I assume that will mean allowing recruiting teams into schools to offer career advice, and also, where an understanding of the role of the armed forces and home defence might fit into PSHE lessons.
More specifically, and with a cost attached to it, is the recommendation that:
Expand in-school and community-based Cadet Forces across the country by 30% by 2030, with an ambition to reach 250,000 in the longer term. There should be greater focus within the Cadets on developing STEM (science, technology, engineering, mathematics) skills and exploring modern technology. Defence, wider Government, and partnerships with the private sector must provide appropriate leadership, support, and funding to deliver this expansion.
To reach this goal around 7% of the secondary school population need to be enrolled in cadet forces, or perhaps 10%, if you discount the youngest pupils in Years 7 and 8. If this happens then there is going to be a need for a whole lot of new staff in areas where the schools have been failing to meet recruitment targets for teaching staff for years.
What is the purpose behind this move. What will these young people be expected to do with the skills acquired after leaving school? Last year, at the start of the general election campaign there was a brief discussion about reintroducing conscription.
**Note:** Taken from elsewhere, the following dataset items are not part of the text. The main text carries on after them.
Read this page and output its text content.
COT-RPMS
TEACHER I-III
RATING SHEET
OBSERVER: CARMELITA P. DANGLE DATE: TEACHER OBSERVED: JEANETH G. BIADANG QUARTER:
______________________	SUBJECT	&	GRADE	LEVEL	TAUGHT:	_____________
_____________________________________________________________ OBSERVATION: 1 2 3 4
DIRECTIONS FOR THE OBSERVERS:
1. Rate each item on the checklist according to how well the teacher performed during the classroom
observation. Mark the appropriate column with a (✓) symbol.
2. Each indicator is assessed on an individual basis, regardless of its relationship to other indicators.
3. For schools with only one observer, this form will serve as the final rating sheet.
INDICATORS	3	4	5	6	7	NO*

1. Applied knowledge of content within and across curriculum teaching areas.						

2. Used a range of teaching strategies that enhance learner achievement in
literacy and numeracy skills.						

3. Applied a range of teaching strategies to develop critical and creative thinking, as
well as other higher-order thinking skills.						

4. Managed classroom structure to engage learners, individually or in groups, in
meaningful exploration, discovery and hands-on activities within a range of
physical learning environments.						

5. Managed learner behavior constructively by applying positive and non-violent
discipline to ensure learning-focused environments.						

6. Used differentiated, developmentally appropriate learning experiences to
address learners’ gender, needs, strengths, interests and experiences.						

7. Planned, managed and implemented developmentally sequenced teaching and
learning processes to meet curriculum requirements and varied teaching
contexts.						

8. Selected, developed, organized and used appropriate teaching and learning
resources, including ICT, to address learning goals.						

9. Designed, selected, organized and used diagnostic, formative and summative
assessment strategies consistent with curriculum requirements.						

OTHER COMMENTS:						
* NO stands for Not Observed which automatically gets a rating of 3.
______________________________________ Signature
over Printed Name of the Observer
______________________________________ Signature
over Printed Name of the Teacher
As there is no mention of conscription in the review, might this be the alternative solution. Although the voluntary scheme is much cheaper and less intrusive than conscription, it begs the question of who will sign up for the new places?
The last sentence in the recommendation suggests a new body might need to be set up to deliver the aims, especially if all the groups mentioned are to be brought together. Would such a new body be led by the MoD, and how will the new community groups recruit the staff for evening and weekend sessions when these days volunteer organisations are regularly struggling to find youth workers? Will local authorities be asked to help play a role in developing this expansion of uniform bodies.
As might be expected, there is a big emphasis in the Review on both the uses of and the protection from drones – the new weapon of war. The war in Ukraine has probably played a role similar to that of the Spanish Civil War of the 1930s in demonstrating how the technology of war can change in one theatre, delivery of the destruction of civilian population centres and other targets, while remaining the same on the ground: opposing armies slogging it out on front lines that resemble the trench system of World War 1.
I was part of the first generation to avoid conscription, and benefitting from that reduction in defence spending being used for improvements in the education sector from the 1960s onwards. It is sobering to remember that in the late 1940s there were something like 1,000,000 British forces personnel in Germany waiting for a war that thankfully never came. But, most of them were conscripts.
I fear now that defence of the realm will consume a much larger part of national resources, and that education as a sector may suffer as a consequence.